Writing in 2001 Stephanie Roth stated: “The ecological costs, and as a result the costs in terms of animal and human health, have been truly devastating. Indeed, looking back over the four decades since its introduction, Scotland’s intensive fish farming may well represent the worst environmental catastrophe to hit the Western Highlands in recent history. In 1997, there were 100s of active salmon farms in northern Scotland. With up to half a million fish crammed into cages on a single farm, fish production on such an intensive scale has caused many problems. Firstly, an incredible amount of pollution. The dumping of untreated effluent, contaminated waste, feed, faeces and chemicals have annihilated indigenous life-forms in many of Scotland’s finest rivers and lochs. It is no surprise, perhaps, that the average life-span of an intensive salmon farm of this sort is at most 15 years, after which allocated spaces are so polluted that they must be relocated elsewhere.”

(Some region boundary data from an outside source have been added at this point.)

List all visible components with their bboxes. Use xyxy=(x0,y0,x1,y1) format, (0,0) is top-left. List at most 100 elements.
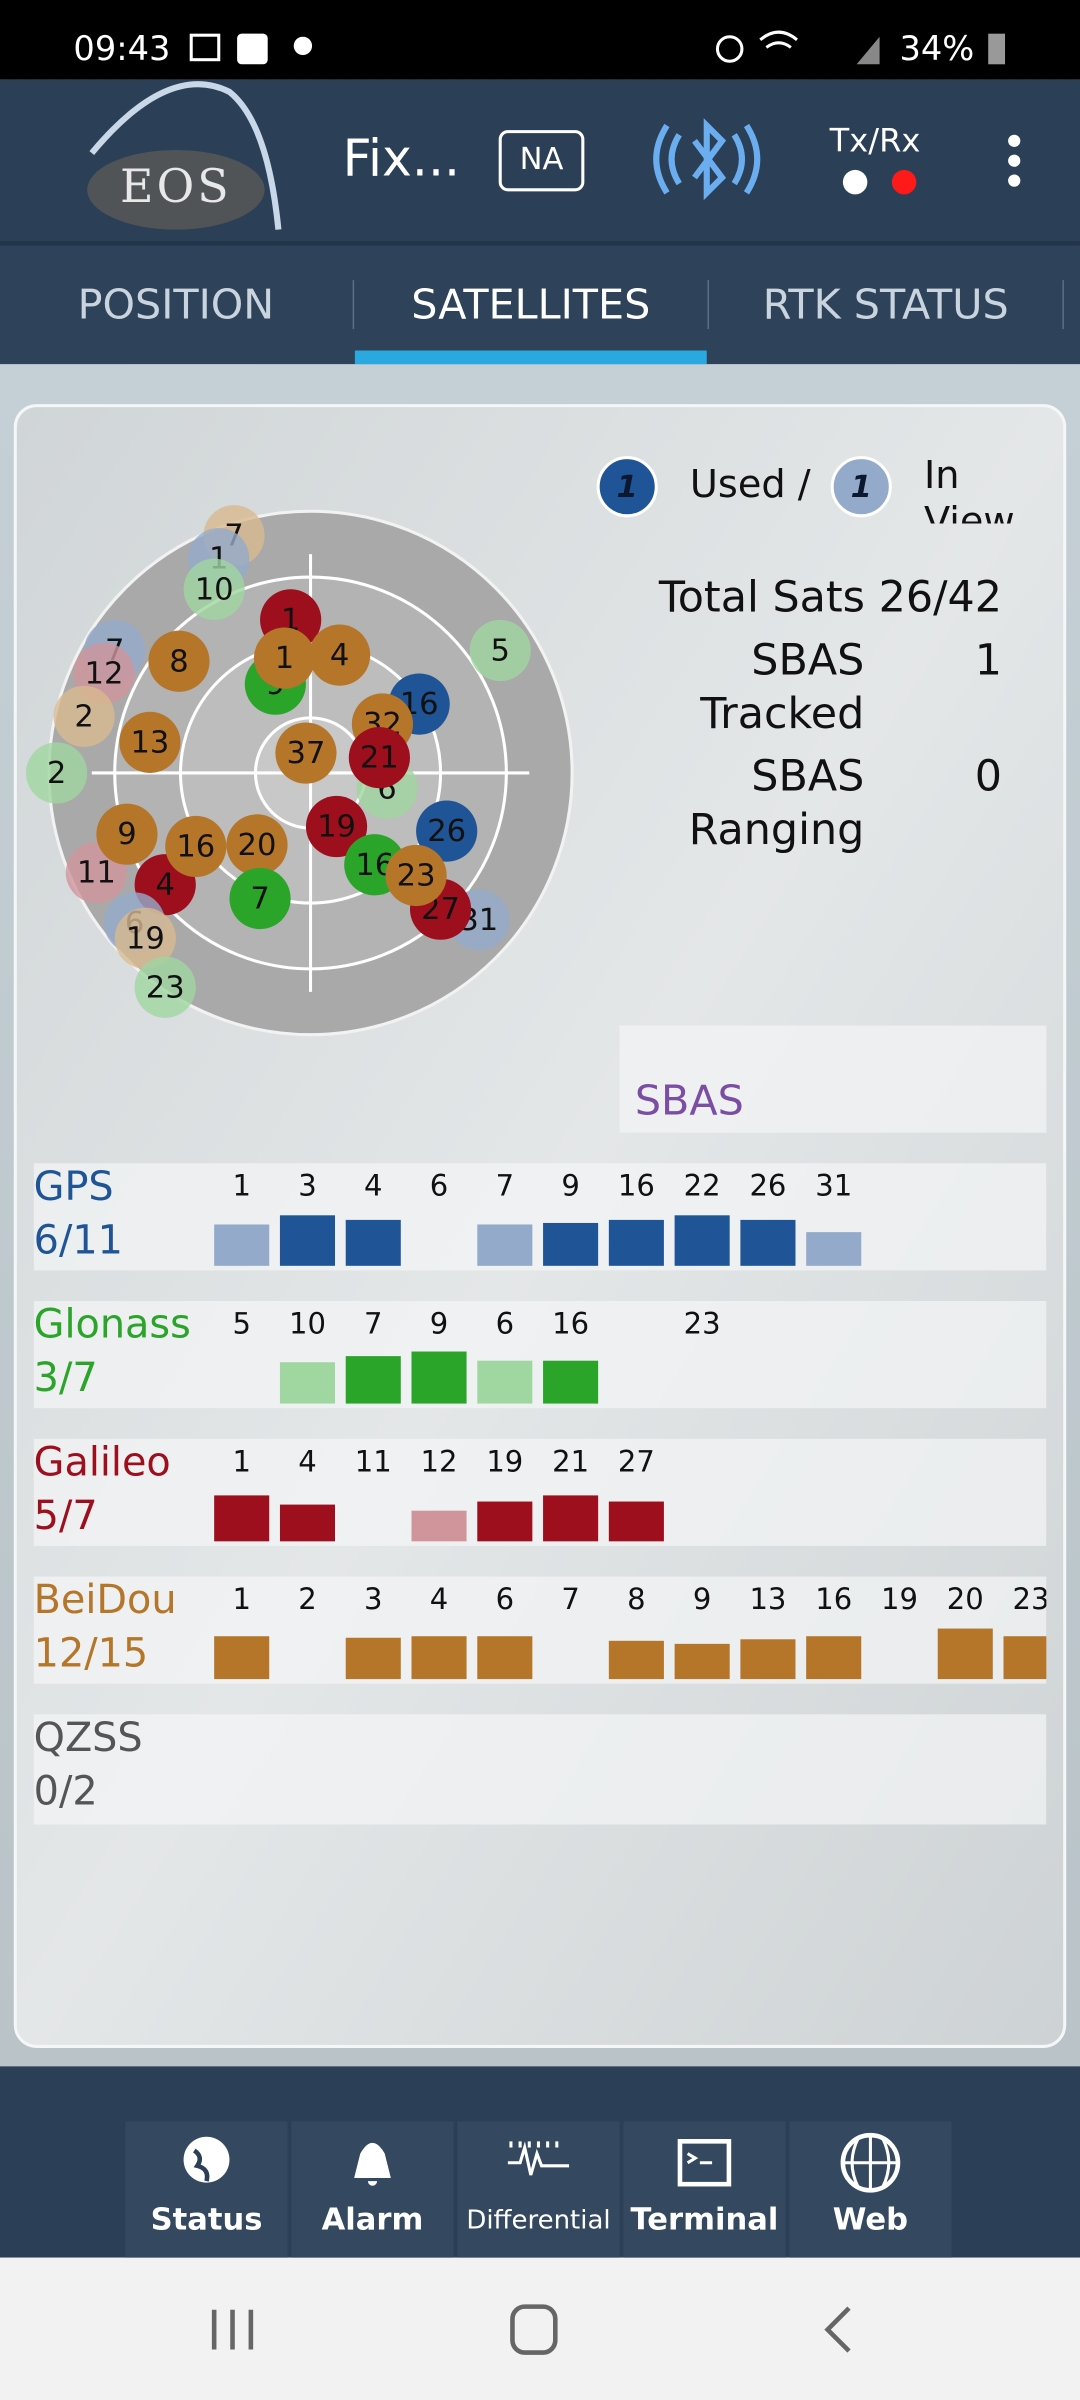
alarm-icon xyxy=(715,35,744,63)
prn-label: 20 xyxy=(947,1582,984,1616)
signal-bar xyxy=(674,1215,730,1266)
sky-satellite-label: 1 xyxy=(275,641,294,676)
prn-label: 23 xyxy=(684,1307,721,1341)
nav-button-bg xyxy=(291,2121,454,2260)
signal-bar xyxy=(543,1360,599,1404)
app-icon xyxy=(237,33,268,65)
signal-bar xyxy=(214,1495,270,1542)
prn-label: 6 xyxy=(430,1169,448,1203)
prn-label: 19 xyxy=(881,1582,918,1616)
nav-button[interactable]: Web xyxy=(789,2121,952,2260)
sky-satellite-label: 4 xyxy=(330,638,349,673)
constellation-name: QZSS xyxy=(34,1715,143,1761)
sbas-tracked-label: Tracked xyxy=(699,689,864,739)
sbas-tracked-label: SBAS xyxy=(751,635,864,685)
sky-satellite-label: 8 xyxy=(169,644,188,679)
signal-bar xyxy=(543,1495,599,1542)
constellation-name: Galileo xyxy=(34,1439,171,1485)
sky-satellite-label: 21 xyxy=(360,741,399,776)
legend-used-number: 1 xyxy=(617,470,638,505)
wifi-icon xyxy=(759,30,798,49)
sky-satellite-label: 10 xyxy=(195,572,234,607)
legend-in-view-line: In xyxy=(924,453,960,498)
bluetooth-icon[interactable] xyxy=(653,118,761,201)
nav-icon-group xyxy=(183,2136,230,2183)
constellation-row xyxy=(33,1438,1047,1546)
sky-satellite-label: 23 xyxy=(146,970,185,1005)
tab[interactable]: SATELLITES xyxy=(411,281,650,329)
home-button[interactable] xyxy=(510,2304,558,2355)
sbas-tracked-value: 1 xyxy=(975,635,1002,685)
recent-apps-button[interactable] xyxy=(211,2309,254,2350)
nav-label: Terminal xyxy=(631,2202,779,2237)
sky-satellite xyxy=(348,727,410,789)
status-bar xyxy=(0,0,1080,80)
sky-satellite xyxy=(165,815,227,878)
logo-swoosh xyxy=(89,81,282,230)
sky-satellite xyxy=(253,627,316,689)
signal-bar xyxy=(411,1351,467,1404)
legend-in-view-number: 1 xyxy=(851,470,872,505)
sky-satellite xyxy=(305,795,368,858)
sky-satellite-label: 2 xyxy=(74,699,93,734)
nav-button[interactable]: Terminal xyxy=(623,2121,786,2260)
constellation-count: 0/2 xyxy=(34,1768,98,1814)
battery-icon xyxy=(988,33,1006,65)
tab[interactable]: POSITION xyxy=(78,281,275,329)
signal-bar xyxy=(1003,1636,1047,1680)
sky-satellite xyxy=(119,711,181,773)
prn-label: 1 xyxy=(232,1444,250,1478)
signal-bar xyxy=(806,1636,862,1680)
sky-satellite xyxy=(226,814,288,876)
prn-label: 3 xyxy=(364,1582,382,1616)
bulb-icon xyxy=(293,36,313,56)
nav-icon xyxy=(183,2136,230,2183)
signal-bar xyxy=(674,1643,730,1680)
prn-label: 16 xyxy=(552,1307,589,1341)
prn-label: 11 xyxy=(355,1444,392,1478)
prn-label: 4 xyxy=(364,1169,382,1203)
signal-bar xyxy=(411,1636,467,1680)
prn-label: 22 xyxy=(684,1169,721,1203)
nav-button[interactable]: Alarm xyxy=(291,2121,454,2260)
nav-button-bg xyxy=(623,2121,786,2260)
badge-box xyxy=(498,130,585,192)
signal-bar xyxy=(608,1219,664,1266)
sbas-ranging-value: 0 xyxy=(975,752,1002,802)
prn-label: 5 xyxy=(232,1307,250,1341)
constellation-row xyxy=(33,1163,1047,1271)
nav-icon xyxy=(686,2152,713,2165)
prn-label: 1 xyxy=(232,1582,250,1616)
sky-satellite-label: 37 xyxy=(286,736,325,771)
back-button[interactable] xyxy=(824,2306,851,2353)
prn-label: 16 xyxy=(815,1582,852,1616)
tab[interactable]: RTK STATUS xyxy=(763,281,1009,329)
nav-button[interactable]: Status xyxy=(125,2121,288,2260)
prn-label: 9 xyxy=(430,1307,448,1341)
signal-bar xyxy=(740,1219,796,1266)
signal-bar xyxy=(279,1504,336,1542)
sky-satellite-label: 9 xyxy=(117,817,136,852)
nav-label: Differential xyxy=(466,2205,610,2235)
sky-satellite xyxy=(469,619,531,682)
sky-satellite-label: 20 xyxy=(238,828,277,863)
menu-button[interactable] xyxy=(1008,134,1021,187)
prn-label: 9 xyxy=(693,1582,711,1616)
system-nav xyxy=(0,2257,1080,2400)
signal-bar xyxy=(345,1356,401,1404)
signal-bar xyxy=(214,1636,270,1680)
signal-bar xyxy=(279,1362,336,1404)
prn-label: 27 xyxy=(618,1444,655,1478)
sky-satellite-label: 19 xyxy=(126,921,165,956)
nav-button[interactable]: Differential xyxy=(457,2121,620,2260)
signal-bar xyxy=(543,1222,599,1266)
fix-status: Fix... xyxy=(343,129,460,188)
signal-bar xyxy=(477,1636,533,1680)
prn-label: 12 xyxy=(421,1444,458,1478)
signal-bar xyxy=(477,1224,533,1266)
txrx-label: Tx/Rx xyxy=(829,121,921,159)
constellation-count: 6/11 xyxy=(34,1217,123,1263)
constellation-count: 12/15 xyxy=(34,1631,149,1677)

Little has changed since then, apart from the numbers and scale of farms vastly increasing. Farmed production of Atlantic salmon in Scotland grew from 500 tonnes in 1980 to 30,000 tonnes in 1990, jumping to 120,000 tonnes in 1998. Today, Scotland has the world’s third largest salmon farming industry. As on almost every area of pour lives trade triumphes over sustainability, communities views ignored and food stocks, species habitat and biodiversity endangered to the point of collapse. ‘Regulation’ is at best a fig-leaf to business as usual. This is why we need a Food Revolt.

It’s sadly ironic that the Salmon – once an emblem of Scottish rural life and abundance –  is now at the forefront of a degenerate and polluting system of brutal commerce.